The effects of an early apple crop

PERU - If you've been on the hunt for apples this summer, you may have noticed many of your favorite orchards and roadside stands have had crops out a little earlier this year. However, that's not always a good thing, said Bob Rulfs.

Rulfs, a local apple producer and owner of Rulfs Orchard, said this year's apple crop has been approximately 10 days early this year. Though that sounds optimal for consumers looking to pick up their favorite variety of apples, it can mean a shorter buying season, too.

"Everything this year is 10 days early - apples, strawberries, blueberries, sweet corn," said Rulfs.

The reason? According to the New York Apple Association, the consensus of state apple growers has been the crop got off to perhaps its fastest start in history last spring with record warm April temperatures. The growing season was accelerated even more by a hot, sunny summer, experts say.

"We had a few warm days in February, March, April. That is really a death nail on [apple producers] because on a warm day, they start growing," said Rulfs. "And, if you get a day that's in the 60s or 70s and you get a night that's in the 20s, you're in trouble."

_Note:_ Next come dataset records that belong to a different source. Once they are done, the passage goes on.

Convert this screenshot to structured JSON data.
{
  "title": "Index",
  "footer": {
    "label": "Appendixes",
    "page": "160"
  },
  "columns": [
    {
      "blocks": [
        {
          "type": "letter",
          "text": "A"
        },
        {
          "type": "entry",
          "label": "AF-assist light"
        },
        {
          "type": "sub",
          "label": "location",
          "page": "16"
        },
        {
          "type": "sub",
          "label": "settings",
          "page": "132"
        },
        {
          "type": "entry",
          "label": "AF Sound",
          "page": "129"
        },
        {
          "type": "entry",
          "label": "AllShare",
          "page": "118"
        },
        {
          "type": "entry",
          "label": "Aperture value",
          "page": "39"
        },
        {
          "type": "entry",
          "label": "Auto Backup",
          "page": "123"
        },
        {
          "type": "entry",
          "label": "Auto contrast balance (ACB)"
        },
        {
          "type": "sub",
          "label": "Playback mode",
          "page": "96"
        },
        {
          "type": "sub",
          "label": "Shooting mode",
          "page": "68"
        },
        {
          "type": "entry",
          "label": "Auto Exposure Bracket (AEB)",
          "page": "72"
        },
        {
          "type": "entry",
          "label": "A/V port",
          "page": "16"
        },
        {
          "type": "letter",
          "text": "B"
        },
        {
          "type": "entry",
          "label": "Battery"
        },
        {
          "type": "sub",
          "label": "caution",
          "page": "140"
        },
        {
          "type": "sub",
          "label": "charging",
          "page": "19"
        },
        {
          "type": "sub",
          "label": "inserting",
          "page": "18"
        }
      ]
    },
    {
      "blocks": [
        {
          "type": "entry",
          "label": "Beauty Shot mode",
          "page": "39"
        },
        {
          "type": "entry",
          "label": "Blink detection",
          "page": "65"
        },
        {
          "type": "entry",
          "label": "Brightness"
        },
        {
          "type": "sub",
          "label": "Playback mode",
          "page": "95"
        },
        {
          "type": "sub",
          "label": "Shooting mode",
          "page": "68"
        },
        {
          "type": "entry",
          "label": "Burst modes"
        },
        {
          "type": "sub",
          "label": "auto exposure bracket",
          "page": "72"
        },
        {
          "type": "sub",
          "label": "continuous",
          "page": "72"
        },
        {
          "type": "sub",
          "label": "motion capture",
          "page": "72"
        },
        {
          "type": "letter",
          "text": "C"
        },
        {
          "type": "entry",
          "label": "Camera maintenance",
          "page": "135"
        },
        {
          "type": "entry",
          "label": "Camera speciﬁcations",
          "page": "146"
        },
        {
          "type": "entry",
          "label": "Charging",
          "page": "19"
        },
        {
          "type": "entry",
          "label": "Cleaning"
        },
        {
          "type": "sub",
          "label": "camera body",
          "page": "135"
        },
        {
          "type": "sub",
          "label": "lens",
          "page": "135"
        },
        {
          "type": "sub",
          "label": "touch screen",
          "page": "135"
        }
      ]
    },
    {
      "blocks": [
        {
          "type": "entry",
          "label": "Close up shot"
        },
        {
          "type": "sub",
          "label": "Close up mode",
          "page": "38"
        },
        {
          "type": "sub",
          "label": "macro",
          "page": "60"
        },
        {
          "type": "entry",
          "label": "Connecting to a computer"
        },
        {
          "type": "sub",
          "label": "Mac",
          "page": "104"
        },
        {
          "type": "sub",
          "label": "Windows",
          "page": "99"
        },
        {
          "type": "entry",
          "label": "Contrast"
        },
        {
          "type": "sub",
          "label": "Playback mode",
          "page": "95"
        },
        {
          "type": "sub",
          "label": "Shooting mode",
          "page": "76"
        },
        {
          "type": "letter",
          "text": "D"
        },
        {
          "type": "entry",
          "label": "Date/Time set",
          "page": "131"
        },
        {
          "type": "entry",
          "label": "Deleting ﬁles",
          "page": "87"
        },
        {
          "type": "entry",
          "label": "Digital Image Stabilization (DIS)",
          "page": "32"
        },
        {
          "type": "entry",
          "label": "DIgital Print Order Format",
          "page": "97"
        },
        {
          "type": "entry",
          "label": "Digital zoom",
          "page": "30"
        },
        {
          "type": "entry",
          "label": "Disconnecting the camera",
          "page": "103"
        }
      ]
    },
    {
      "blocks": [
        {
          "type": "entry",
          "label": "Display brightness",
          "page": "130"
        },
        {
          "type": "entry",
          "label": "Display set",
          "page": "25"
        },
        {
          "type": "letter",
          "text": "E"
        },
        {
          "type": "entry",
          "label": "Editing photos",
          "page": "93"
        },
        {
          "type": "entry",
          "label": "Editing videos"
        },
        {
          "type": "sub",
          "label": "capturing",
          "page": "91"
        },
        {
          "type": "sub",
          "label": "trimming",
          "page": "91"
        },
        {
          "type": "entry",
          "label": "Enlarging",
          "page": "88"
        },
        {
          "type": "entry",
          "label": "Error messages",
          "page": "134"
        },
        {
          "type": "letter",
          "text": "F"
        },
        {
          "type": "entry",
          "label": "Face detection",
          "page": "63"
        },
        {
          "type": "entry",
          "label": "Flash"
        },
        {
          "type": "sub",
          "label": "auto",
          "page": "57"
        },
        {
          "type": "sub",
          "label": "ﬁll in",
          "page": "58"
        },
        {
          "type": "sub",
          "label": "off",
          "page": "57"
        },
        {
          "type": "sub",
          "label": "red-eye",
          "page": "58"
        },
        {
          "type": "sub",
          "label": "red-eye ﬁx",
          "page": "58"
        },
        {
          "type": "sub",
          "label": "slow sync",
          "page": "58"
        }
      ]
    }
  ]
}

When the warmer weather hit earlier this year, Rulfs said he, like many farmers, was worried about how his crops would be affected.

"Everybody would come by the stand and remark about how beautiful the weather was, but they don't know what [apple producers] are going through," said Rulfs. "If all my crops had failed, and they could have because a couple degrees can make a difference, I'd be out on the road right now. We live from year to year in this business."

However, the roughly 10-day difference hasn't been that bad for business, Rulfs admitted. Though the shift in the growing season has resulted in fewer apples and a slight shift in the picking schedules, it's not all bad, he said.

"We have less apples on the trees, but we have bigger apples," he said, noting MacIntosh apples were beginning to be picked the last week of August. "We normally start picking Macs after Labor Day ... It all adds up."

Growers have predicted a crop size of approximately 27 million bushels this year, which is expected to easily keep New York ranked second in apple production nationwide, behind the state of Washington.